Author(s): Michael Cicchini
The shocking Netflix documentary Making a Murderer left millions of viewers wondering how an apparently innocent man could be wrongfully convicted - not just once, but twice. This book explains, in plain English, the numerous flaws in Wisconsin's criminal justice system that led to the wrongful convictions of Steven Avery and his mentally challenged nephew Brendan Dassey. Equally disturbing, it also reveals that similar flaws exist in other jurisdictions of the country. The author, himself a criminal defense attorney in Wisconsin, details the egregious procedures that resulted in the Avery and Dassey convictions. Besides the use by law enforcement of suggestive eyewitness-identification methods and interrogation tactics known to produce false confessions, defense lawyers had their hands tied by a truth-suppressing trial rule. Though they had evidence that someone other than Avery murdered Teresa Halbach, Wisconsin courts rarely permit consideration of such evidence. Perhaps most troubling, the burden of proof in this state is actually much lower than the constitutionally-mandated "beyond a reasonable doubt" standard. The author not only discusses the documentary, but he also quotes from and cites Avery's and Dassey's appellate court decisions, appellate court briefs, numerous trial court documents, other cases, law review articles, and scientific studies. This unsettling book will give you facts and insights beyond those presented in the documentary and leave you wondering whether the constitutional right to a fair trial is actually guaranteed where you live.
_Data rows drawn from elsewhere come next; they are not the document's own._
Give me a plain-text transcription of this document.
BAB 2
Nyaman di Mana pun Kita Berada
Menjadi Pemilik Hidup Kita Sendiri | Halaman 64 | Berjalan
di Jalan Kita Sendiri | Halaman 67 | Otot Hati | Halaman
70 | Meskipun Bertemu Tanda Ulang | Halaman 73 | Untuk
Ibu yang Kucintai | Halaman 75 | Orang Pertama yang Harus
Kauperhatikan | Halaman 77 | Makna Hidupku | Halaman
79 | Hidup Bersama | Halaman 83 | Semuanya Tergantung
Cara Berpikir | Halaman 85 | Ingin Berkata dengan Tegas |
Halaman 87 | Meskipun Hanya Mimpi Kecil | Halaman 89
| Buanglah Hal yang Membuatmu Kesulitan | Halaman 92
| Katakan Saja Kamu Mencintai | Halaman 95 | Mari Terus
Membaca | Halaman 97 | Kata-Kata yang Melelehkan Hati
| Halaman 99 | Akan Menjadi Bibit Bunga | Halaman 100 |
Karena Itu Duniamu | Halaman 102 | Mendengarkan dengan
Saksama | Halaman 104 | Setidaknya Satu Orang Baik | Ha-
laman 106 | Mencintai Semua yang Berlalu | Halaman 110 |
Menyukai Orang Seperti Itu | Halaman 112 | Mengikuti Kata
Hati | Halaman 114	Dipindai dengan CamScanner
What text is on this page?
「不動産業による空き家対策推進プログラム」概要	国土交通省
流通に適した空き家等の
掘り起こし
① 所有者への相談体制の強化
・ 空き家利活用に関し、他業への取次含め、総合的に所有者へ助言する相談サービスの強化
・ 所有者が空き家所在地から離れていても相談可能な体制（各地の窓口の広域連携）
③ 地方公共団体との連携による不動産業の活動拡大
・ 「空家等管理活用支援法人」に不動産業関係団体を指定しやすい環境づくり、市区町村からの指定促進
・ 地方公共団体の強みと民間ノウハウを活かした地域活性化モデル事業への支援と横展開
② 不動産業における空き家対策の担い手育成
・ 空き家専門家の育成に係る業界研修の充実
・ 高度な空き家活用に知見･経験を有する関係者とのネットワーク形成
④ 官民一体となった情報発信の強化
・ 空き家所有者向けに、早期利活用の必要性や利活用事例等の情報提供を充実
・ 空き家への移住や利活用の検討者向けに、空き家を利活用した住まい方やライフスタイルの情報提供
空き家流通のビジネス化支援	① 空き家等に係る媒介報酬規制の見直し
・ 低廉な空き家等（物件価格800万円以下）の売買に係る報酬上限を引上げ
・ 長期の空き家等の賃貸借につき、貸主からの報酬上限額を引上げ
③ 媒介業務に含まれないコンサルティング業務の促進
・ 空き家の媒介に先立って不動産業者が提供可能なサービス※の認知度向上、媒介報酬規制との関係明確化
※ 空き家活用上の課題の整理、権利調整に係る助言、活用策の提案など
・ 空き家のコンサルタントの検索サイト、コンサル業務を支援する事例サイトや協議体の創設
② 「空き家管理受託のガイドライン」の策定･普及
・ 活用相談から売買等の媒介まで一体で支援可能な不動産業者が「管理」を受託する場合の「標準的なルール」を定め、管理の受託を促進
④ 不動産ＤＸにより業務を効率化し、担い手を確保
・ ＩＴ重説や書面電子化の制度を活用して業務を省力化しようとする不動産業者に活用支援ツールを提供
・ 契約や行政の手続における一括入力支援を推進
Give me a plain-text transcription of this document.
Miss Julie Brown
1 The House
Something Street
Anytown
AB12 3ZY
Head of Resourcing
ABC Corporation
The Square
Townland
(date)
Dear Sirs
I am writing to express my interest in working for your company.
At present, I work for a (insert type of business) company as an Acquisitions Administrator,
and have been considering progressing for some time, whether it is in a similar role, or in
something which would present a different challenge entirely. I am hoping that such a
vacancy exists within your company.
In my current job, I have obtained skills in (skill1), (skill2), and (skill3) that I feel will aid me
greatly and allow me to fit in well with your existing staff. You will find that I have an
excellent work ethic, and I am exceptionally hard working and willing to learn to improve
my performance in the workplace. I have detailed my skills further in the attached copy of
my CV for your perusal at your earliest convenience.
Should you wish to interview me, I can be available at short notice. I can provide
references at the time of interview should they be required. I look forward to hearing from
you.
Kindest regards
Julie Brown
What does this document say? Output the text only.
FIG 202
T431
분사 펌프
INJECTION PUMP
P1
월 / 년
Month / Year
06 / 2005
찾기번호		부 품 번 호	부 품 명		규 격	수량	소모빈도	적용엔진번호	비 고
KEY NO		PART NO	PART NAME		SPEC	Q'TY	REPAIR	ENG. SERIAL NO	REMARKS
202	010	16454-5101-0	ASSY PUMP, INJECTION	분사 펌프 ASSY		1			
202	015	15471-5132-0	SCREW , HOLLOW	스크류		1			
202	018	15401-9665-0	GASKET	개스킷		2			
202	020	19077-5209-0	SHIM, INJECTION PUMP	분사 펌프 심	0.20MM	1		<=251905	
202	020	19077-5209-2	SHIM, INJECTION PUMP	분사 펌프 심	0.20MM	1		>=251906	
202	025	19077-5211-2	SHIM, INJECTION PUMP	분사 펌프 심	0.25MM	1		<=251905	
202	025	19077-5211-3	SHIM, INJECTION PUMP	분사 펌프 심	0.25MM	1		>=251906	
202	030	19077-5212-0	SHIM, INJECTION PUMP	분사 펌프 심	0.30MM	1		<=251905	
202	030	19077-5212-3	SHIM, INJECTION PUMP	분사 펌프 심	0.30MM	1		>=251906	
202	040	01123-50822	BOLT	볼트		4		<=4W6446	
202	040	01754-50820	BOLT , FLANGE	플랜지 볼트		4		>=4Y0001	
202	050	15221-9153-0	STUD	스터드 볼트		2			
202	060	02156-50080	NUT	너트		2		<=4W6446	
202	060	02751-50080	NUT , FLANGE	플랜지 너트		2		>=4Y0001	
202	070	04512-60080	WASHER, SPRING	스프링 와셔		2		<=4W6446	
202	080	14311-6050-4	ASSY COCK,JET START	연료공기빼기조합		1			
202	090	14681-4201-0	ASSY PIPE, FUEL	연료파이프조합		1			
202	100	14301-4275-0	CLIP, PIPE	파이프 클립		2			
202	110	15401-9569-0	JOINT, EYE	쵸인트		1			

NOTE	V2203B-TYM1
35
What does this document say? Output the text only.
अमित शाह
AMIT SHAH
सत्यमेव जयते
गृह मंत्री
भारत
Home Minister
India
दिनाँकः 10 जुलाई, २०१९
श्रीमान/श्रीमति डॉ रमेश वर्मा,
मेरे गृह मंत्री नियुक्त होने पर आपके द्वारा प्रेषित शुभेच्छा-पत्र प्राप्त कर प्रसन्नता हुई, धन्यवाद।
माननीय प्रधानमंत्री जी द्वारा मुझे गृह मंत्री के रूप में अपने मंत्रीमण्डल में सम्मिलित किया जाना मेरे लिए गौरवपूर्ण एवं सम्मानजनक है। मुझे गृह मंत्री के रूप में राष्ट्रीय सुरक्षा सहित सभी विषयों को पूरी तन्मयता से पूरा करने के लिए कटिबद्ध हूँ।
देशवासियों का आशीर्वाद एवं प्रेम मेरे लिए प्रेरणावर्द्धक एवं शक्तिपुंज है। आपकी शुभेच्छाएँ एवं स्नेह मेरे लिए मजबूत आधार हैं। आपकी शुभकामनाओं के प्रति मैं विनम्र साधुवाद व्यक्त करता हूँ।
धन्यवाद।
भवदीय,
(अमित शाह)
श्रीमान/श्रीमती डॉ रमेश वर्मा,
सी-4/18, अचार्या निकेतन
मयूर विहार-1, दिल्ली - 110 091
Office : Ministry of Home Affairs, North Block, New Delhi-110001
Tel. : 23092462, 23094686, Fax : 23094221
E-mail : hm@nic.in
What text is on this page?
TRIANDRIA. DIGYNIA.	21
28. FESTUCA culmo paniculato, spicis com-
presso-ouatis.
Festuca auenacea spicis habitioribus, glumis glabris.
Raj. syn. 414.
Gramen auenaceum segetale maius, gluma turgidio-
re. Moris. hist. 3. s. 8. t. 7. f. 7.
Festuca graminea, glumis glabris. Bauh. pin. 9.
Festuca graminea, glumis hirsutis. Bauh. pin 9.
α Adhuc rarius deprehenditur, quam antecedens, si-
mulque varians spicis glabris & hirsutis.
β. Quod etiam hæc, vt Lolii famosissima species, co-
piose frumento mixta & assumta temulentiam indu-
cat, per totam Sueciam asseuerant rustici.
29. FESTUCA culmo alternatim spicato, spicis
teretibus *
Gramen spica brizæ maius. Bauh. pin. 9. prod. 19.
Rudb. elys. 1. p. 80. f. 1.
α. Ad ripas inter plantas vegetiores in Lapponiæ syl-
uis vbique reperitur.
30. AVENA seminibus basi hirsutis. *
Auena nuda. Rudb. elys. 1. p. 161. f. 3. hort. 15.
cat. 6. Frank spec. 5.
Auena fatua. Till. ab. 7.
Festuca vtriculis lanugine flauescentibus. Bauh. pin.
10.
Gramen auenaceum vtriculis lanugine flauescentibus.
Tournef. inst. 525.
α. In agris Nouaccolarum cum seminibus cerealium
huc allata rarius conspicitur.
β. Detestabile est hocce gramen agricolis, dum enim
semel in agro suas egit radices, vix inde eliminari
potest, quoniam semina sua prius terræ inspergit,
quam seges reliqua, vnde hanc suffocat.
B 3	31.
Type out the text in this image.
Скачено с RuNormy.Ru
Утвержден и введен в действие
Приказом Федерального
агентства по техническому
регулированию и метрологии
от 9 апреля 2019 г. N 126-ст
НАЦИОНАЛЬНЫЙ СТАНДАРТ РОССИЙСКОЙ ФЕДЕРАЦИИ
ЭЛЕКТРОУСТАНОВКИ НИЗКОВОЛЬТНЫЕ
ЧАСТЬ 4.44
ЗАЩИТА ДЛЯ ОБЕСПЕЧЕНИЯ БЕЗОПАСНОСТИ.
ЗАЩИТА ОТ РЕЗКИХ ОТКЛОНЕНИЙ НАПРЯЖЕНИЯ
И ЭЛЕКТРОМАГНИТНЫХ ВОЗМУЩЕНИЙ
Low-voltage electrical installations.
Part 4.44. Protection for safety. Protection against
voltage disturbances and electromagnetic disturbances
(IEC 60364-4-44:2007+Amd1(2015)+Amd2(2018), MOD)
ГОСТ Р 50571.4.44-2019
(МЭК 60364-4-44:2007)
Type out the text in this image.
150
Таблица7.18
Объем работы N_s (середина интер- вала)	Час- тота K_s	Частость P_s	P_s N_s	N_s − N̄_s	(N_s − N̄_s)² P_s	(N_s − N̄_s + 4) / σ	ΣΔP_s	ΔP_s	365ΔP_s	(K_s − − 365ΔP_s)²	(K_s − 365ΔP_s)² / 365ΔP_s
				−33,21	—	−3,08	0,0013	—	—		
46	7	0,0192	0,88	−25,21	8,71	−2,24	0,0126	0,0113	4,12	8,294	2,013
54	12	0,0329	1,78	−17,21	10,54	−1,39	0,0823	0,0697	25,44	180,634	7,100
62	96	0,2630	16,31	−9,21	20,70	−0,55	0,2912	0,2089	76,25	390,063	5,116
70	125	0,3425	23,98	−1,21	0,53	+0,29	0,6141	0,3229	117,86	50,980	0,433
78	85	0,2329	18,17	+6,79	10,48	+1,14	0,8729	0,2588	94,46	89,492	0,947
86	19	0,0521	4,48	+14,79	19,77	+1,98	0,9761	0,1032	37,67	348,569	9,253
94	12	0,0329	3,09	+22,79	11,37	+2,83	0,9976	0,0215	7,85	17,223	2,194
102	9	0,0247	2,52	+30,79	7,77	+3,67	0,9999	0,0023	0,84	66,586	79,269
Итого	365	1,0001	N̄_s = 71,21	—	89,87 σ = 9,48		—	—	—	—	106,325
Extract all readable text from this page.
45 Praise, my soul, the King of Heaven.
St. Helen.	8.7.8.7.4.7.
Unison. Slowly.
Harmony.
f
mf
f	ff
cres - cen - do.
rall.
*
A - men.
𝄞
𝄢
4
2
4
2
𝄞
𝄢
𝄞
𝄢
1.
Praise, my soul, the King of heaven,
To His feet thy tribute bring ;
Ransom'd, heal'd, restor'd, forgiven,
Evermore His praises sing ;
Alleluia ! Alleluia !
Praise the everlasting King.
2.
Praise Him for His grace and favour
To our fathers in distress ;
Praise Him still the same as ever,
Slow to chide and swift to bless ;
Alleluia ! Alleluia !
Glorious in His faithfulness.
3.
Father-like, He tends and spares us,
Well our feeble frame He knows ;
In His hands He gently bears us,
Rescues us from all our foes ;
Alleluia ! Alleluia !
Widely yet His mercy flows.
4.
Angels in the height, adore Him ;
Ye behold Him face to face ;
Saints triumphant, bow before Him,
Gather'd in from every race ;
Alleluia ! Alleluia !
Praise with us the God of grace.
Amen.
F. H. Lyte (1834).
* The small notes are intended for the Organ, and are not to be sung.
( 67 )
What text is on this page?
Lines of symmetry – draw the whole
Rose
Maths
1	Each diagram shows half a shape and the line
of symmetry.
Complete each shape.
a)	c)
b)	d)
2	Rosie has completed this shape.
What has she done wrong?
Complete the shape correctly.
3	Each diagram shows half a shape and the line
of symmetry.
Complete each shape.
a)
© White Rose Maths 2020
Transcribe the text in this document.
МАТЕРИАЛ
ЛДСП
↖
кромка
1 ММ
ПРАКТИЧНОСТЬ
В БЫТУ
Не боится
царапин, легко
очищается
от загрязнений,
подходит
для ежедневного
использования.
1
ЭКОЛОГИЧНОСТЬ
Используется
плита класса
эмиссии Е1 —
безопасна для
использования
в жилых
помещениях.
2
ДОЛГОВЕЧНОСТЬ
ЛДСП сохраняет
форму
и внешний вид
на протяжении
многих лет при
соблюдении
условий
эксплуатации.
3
Michael D. Cicchini, JD, is a criminal defense attorney in Kenosha, Wisconsin; the author of Tried and Convicted: How Police, Prosecutors, and Judges Destroy Our Constitutional Rights; and a coauthor of But They Didn't Read Me My Rights! Myths, Oddities, and Lies about Our Legal System (with Amy Kushner, Ph.D.). He is also a columnist at the Wisconsin Law Journal and a blogger at The Legal Watchdog, and has published articles in several law reviews, including the Fordham Law Review and Northwestern University's Journal of Criminal Law & Criminology.